How animals acquire, process, and combine information in an uncertain world to navigate accurately between their home and a behaviourally relevant location, such as a food source is a fundamental question in biology. Bumblebees, for example, face the challenge of finding food sources, i.e. flowers, among numerous unrewarding environmental objects. Inexperienced foragers first need to explore the environment to locate objects that may be candidates based on visual and/or odour cues. If a flower proves to be rewarding, its sensory characteristics and location must be learned before returning back to the nest, so that it can be found again on a later foraging trip.
Goal finding has often been considered from the perspective of locating a unique goal that is not visible even from a relatively short distance, as in the case of the nest holes of many ants, bumblebees, or solitary wasps and bees. Many experiments on locating a food source also used largely inconspicuous feeders in the training situation, which were removed altogether in the subsequent tests. However, it is not enough to determine the location of a goal when targeting food sources such as flowers, because these must additionally be identified and distinguished from the many non-rewarding objects in the environment. Visual features such as colour, shape, and texture, but also odours can be important here.
In the foraging context, there are usually several alternatives for flowers as food sources. These may be conspicuous, differ in their sensory characteristics, and may provide a different food quality, implying decisions and possibly flexible learning for the bee. The different constraints for finding the nest and profitable food sources suggest that the underlying goal-finding mechanisms may differ as well.
The overall objective of the project is to develop a comprehensive concept of goal-finding behaviour along the ecological constraints of foraging with a focus not only on goal localisation, but also on the identification of goal objects in cluttered environments, especially in the case of multiple goal options. When deciding between goal options, different values assigned to them through experience may play an important role.
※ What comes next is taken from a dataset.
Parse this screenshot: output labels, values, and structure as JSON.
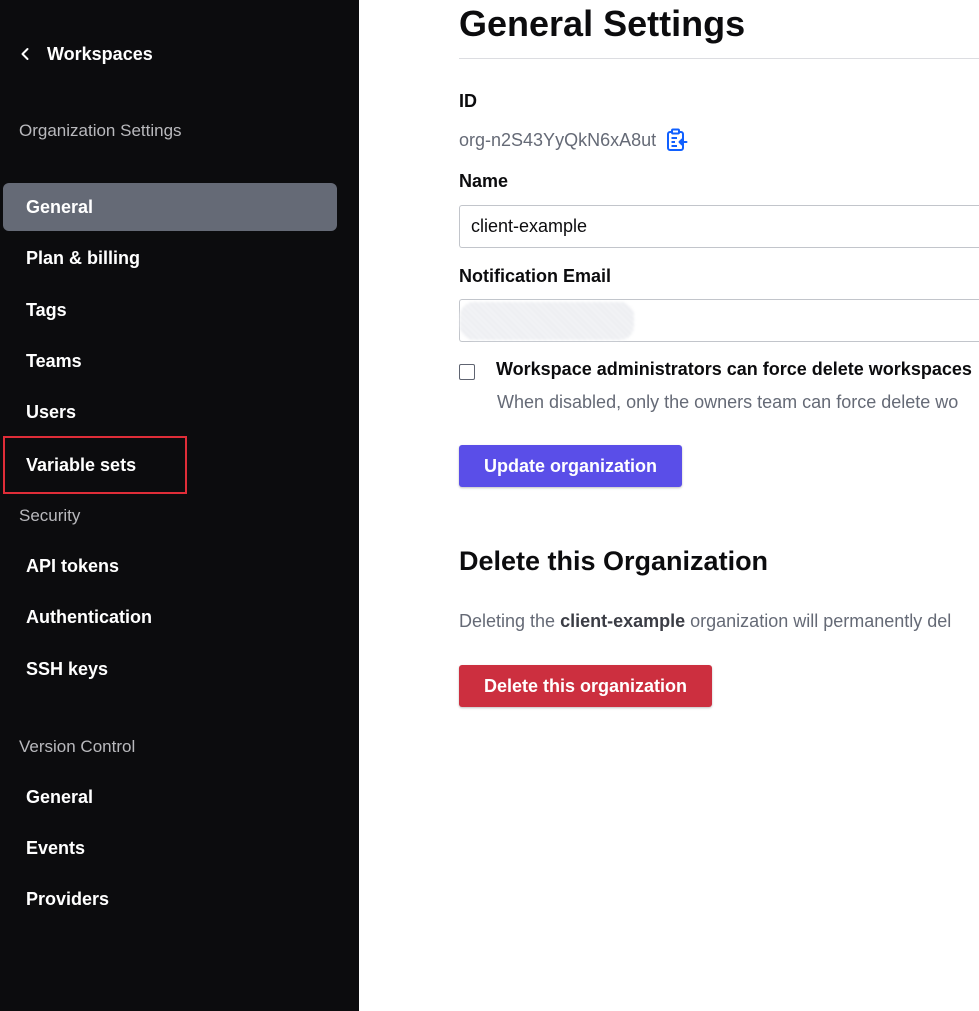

We pursue this objective by combining behavioural experiments and computer-simulated models of the control mechanisms in the bee's neuronal system. In our experiments, bumblebees walk on a air-suspended treadmill in a computer-controlled virtual environment. This allows us to precisely control the stimuli the bumblebee perceives and to apply targeted manipulations to the action-perception loop the animal experiences. The experiments are tightly coupled to the development of a formalized control model simulating the bumblebees’ behaviour in the same virtual environments.